Above all, Brannock and Howard say IT departments need to adopt practices such as zero-trust, cyber hygiene, device identification and device certificates to secure printers.
Since an MFD has the ability to send data outside of the company’s internal network, Airbus’s Francis suggests printers should be configured to only send emails to the logged-on user doing the scanning. “This can prevent accidentally sending sensitive documents to the wrong email address, as well as bring files within the data loss prevention regime on users’ workstations,” he says.

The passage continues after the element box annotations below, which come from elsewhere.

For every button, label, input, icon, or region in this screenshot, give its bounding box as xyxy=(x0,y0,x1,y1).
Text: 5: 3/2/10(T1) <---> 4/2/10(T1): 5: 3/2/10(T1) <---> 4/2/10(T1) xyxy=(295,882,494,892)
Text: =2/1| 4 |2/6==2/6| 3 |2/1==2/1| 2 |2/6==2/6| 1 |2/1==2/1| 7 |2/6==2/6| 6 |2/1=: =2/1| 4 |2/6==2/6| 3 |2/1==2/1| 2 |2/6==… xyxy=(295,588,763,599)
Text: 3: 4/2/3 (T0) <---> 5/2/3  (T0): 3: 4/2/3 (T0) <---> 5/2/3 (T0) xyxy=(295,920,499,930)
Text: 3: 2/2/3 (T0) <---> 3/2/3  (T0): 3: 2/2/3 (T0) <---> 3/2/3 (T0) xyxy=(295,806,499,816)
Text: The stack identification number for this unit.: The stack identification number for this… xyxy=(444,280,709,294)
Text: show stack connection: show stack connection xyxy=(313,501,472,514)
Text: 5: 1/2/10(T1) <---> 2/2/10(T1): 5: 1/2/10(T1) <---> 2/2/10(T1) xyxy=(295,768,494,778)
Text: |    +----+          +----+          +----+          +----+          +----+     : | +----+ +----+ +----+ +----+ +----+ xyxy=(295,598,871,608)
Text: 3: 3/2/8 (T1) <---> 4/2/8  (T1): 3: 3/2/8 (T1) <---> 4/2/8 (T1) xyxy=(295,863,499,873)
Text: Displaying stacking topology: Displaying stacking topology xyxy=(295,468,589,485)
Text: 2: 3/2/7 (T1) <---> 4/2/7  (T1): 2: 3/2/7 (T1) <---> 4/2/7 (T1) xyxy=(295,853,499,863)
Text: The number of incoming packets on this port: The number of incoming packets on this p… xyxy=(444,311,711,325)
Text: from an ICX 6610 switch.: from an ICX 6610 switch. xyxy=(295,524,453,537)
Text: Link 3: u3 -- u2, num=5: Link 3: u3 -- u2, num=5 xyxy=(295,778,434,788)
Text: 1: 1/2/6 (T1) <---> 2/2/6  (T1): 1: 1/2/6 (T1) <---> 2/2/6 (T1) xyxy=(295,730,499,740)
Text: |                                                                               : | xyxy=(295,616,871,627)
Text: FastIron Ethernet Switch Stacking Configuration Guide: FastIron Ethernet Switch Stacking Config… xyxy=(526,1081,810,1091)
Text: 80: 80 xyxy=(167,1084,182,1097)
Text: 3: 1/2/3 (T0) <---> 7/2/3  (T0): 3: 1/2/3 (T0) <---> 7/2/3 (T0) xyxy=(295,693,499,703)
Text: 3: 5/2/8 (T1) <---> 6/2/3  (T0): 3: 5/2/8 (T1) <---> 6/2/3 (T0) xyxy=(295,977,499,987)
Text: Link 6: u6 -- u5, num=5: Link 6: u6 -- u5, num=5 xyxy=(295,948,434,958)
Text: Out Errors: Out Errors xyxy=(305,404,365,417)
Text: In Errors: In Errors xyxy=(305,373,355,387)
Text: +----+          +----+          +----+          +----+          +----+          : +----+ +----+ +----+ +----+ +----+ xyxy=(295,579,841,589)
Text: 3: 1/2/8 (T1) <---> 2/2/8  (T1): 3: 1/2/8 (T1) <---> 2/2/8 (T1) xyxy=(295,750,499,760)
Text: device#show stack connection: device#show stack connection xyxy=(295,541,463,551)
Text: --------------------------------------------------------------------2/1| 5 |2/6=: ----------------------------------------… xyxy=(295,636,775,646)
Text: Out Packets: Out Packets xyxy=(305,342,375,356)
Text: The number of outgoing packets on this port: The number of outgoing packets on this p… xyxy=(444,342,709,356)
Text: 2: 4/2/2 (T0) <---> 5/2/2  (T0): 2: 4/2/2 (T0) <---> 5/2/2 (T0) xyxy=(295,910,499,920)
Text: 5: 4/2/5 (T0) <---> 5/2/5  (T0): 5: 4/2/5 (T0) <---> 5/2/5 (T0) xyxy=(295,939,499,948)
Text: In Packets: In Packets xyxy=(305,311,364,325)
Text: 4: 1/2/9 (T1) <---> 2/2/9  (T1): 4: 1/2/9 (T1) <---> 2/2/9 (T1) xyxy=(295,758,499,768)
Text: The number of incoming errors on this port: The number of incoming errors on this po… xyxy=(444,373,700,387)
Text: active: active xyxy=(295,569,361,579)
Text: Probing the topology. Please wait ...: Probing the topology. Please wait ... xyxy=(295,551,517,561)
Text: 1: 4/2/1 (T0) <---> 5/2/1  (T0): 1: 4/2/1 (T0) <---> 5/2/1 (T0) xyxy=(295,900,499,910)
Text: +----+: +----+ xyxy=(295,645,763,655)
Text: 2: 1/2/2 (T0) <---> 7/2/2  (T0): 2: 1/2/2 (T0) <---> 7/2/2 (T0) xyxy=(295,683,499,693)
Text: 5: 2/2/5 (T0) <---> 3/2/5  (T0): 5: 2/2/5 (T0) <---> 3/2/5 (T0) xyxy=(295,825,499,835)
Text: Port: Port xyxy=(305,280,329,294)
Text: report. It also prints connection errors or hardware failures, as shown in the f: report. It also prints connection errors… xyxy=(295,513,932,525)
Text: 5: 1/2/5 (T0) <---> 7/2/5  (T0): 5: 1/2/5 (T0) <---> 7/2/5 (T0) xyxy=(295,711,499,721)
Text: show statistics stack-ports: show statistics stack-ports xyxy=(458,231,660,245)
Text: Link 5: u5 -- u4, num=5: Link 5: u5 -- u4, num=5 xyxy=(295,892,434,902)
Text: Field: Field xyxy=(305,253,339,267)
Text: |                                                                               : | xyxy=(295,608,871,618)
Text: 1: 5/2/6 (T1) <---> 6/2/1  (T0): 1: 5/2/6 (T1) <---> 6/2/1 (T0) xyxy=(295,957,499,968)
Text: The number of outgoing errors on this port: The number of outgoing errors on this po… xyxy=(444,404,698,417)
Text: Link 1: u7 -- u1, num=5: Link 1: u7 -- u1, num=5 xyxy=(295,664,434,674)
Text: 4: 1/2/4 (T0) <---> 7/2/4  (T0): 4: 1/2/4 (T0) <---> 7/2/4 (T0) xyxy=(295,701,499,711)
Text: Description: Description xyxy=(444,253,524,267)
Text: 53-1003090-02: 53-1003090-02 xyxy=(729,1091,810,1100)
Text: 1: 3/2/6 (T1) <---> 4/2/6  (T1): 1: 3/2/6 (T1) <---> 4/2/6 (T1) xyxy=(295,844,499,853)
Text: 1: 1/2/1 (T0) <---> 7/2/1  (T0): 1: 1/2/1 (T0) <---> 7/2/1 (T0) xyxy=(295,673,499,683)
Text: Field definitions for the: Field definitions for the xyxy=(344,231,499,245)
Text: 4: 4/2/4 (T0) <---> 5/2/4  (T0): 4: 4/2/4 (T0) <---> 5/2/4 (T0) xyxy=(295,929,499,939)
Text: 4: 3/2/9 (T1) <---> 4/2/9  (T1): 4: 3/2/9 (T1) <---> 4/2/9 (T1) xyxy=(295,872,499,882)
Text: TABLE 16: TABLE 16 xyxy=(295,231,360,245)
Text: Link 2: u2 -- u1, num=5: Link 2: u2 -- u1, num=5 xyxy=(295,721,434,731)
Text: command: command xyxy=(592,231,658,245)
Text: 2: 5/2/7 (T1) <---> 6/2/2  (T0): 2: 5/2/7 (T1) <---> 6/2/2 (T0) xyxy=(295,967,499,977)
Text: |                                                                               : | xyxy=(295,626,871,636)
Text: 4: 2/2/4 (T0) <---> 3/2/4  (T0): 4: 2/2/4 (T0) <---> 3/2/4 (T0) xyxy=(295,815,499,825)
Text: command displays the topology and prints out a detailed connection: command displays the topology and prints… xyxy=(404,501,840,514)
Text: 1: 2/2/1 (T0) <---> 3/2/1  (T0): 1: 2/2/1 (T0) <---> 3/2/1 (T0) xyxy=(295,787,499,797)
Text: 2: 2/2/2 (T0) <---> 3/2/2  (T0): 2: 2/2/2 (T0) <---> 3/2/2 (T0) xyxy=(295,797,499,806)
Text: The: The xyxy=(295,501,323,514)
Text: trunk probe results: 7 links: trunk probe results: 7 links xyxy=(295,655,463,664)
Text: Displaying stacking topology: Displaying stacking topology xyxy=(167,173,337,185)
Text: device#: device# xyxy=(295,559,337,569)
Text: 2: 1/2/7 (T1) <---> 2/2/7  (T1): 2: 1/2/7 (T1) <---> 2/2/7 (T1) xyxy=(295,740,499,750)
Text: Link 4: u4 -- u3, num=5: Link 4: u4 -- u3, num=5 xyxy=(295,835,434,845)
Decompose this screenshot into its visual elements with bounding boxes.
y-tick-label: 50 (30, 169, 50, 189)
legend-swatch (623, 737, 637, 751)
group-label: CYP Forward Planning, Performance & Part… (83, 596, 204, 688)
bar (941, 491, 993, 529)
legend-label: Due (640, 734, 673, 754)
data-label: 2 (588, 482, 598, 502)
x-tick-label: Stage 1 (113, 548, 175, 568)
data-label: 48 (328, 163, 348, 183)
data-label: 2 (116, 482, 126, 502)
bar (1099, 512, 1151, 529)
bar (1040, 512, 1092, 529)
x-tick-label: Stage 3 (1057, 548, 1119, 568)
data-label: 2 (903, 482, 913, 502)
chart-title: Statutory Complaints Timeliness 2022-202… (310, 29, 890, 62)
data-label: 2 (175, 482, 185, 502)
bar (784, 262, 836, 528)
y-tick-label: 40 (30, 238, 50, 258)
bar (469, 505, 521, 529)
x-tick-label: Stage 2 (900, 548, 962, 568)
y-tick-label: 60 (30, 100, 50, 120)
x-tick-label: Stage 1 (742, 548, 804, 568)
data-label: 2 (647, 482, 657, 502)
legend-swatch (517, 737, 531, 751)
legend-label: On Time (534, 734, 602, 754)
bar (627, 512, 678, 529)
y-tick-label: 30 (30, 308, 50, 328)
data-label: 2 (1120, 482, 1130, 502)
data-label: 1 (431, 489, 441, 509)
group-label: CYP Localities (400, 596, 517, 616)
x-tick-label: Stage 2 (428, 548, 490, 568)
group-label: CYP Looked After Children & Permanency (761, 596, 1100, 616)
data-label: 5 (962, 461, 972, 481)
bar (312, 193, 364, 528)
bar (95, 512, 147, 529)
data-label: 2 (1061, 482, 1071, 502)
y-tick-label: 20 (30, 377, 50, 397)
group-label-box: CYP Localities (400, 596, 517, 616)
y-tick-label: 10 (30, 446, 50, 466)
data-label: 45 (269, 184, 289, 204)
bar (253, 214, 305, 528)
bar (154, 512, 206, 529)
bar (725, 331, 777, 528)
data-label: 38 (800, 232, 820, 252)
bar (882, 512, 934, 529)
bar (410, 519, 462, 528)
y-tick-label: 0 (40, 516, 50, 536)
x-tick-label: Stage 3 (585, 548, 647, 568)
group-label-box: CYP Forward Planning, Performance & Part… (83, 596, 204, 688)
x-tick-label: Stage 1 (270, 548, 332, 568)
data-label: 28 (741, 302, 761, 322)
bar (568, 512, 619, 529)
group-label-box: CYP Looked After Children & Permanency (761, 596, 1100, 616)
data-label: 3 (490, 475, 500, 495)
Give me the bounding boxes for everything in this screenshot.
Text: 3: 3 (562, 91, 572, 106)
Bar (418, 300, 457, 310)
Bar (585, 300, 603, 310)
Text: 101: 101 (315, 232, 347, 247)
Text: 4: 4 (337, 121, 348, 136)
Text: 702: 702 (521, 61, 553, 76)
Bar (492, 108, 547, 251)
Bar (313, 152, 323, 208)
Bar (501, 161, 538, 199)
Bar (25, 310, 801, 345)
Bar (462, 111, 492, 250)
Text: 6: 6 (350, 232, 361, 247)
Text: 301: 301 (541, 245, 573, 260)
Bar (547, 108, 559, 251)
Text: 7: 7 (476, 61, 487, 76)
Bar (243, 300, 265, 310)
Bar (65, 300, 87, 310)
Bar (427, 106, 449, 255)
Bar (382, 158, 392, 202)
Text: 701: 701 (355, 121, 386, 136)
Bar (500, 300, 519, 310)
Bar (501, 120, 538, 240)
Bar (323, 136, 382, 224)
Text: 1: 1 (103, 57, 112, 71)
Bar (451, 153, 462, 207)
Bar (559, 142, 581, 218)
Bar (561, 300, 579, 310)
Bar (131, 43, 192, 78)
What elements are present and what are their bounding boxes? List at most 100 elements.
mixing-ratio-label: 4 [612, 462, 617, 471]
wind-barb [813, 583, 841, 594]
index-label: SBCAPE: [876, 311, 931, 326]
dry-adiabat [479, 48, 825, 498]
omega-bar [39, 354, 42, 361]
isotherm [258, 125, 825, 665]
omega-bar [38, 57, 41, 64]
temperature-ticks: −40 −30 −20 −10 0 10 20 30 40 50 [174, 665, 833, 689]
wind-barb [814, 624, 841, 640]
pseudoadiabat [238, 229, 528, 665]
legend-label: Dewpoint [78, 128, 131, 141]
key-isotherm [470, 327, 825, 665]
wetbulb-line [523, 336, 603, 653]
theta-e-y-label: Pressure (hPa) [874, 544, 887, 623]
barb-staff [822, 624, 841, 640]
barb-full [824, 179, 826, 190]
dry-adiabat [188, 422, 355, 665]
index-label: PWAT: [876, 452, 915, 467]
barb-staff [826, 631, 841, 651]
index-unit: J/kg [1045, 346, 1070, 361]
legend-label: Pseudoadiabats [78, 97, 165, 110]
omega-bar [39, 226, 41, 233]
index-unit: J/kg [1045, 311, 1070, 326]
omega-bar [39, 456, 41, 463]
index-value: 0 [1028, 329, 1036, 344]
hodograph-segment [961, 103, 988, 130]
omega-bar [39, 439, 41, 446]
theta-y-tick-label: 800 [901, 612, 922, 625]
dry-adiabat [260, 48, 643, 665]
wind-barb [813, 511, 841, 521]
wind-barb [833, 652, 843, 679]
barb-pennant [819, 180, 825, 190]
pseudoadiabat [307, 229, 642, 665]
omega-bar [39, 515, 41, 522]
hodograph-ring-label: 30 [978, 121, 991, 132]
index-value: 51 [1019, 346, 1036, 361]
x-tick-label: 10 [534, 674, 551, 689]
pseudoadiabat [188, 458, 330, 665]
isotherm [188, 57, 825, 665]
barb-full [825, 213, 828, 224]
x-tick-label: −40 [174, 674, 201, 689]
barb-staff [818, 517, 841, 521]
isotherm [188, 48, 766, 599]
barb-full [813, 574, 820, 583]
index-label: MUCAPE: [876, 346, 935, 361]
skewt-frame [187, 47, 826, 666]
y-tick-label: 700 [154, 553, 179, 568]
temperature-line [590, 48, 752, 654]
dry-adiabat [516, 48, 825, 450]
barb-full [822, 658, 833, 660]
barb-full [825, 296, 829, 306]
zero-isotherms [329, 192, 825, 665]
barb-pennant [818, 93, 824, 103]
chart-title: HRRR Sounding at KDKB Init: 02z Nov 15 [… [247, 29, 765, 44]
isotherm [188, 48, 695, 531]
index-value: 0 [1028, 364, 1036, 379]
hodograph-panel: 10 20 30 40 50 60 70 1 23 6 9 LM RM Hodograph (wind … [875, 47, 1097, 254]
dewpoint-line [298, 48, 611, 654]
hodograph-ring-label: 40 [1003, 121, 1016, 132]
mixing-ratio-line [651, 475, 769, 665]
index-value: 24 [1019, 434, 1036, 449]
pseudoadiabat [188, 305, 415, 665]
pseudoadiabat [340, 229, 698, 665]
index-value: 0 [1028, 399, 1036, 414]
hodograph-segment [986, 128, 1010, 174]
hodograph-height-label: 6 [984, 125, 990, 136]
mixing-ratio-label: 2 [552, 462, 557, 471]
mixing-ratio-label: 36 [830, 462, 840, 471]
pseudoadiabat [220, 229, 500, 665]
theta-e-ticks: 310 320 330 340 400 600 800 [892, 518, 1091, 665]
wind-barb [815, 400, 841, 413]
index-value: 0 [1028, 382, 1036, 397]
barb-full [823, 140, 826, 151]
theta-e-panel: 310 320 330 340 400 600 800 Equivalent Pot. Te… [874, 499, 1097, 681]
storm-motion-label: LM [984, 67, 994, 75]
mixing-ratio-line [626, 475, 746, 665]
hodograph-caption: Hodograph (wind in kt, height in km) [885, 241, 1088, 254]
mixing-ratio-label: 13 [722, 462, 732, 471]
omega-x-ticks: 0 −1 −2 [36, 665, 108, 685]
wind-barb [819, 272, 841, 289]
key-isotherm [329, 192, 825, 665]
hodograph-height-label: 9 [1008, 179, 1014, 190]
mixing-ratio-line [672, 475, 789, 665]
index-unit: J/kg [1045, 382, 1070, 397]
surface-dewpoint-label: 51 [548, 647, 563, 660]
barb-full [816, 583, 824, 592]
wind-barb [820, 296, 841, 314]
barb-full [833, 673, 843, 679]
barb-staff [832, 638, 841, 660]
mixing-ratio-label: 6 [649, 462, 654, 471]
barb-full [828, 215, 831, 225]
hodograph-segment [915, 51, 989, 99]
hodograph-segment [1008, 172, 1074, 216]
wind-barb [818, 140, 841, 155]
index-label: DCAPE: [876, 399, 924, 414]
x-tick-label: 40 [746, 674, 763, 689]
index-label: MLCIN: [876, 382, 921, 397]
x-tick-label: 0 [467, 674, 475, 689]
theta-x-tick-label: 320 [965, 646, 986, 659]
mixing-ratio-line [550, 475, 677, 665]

“Many companies still use faxes as a means of communication, particularly in the health and legal sectors, with one reason being that they can provide proof of receipt,” he adds. “However, using a network-connected device which also has a built-in modem and phone line can provide a backdoor into the network. Moreover, one of the most common breaches with faxes is unguarded documents left on the fax after transmission or receipt. Where only a few people need access to a fax, a cloud-based fax service may be an alternative, dispensing with the paper.”
As Brannock, Howard and Francis note, IT departments need to assess the risk posed by printers as unmonitored network endpoints. A recent White House executive order calling for endpoint detection and response (EDR) as a critical component of IT infrastructure, has implications for all endpoint devices, including printers.
While this is focused on the US administration, Brannock and Howard believe the executive order will mean that device manufacturers, including those that make printers, will need to ensure they have technologies that make the devices readily detectable and identifiable and produce actionable intelligence to enable the ability to respond to anomalous behaviour, vulnerabilities and cyber security events.
While the printer may well have been the device that paved the way to the roll-out of corporate LANs, today it should be regarded as a fully fledged IoT edge device. The best practices IT departments put in place now to manage and secure printing can be applied to many edge-of-network applications and IoT device management.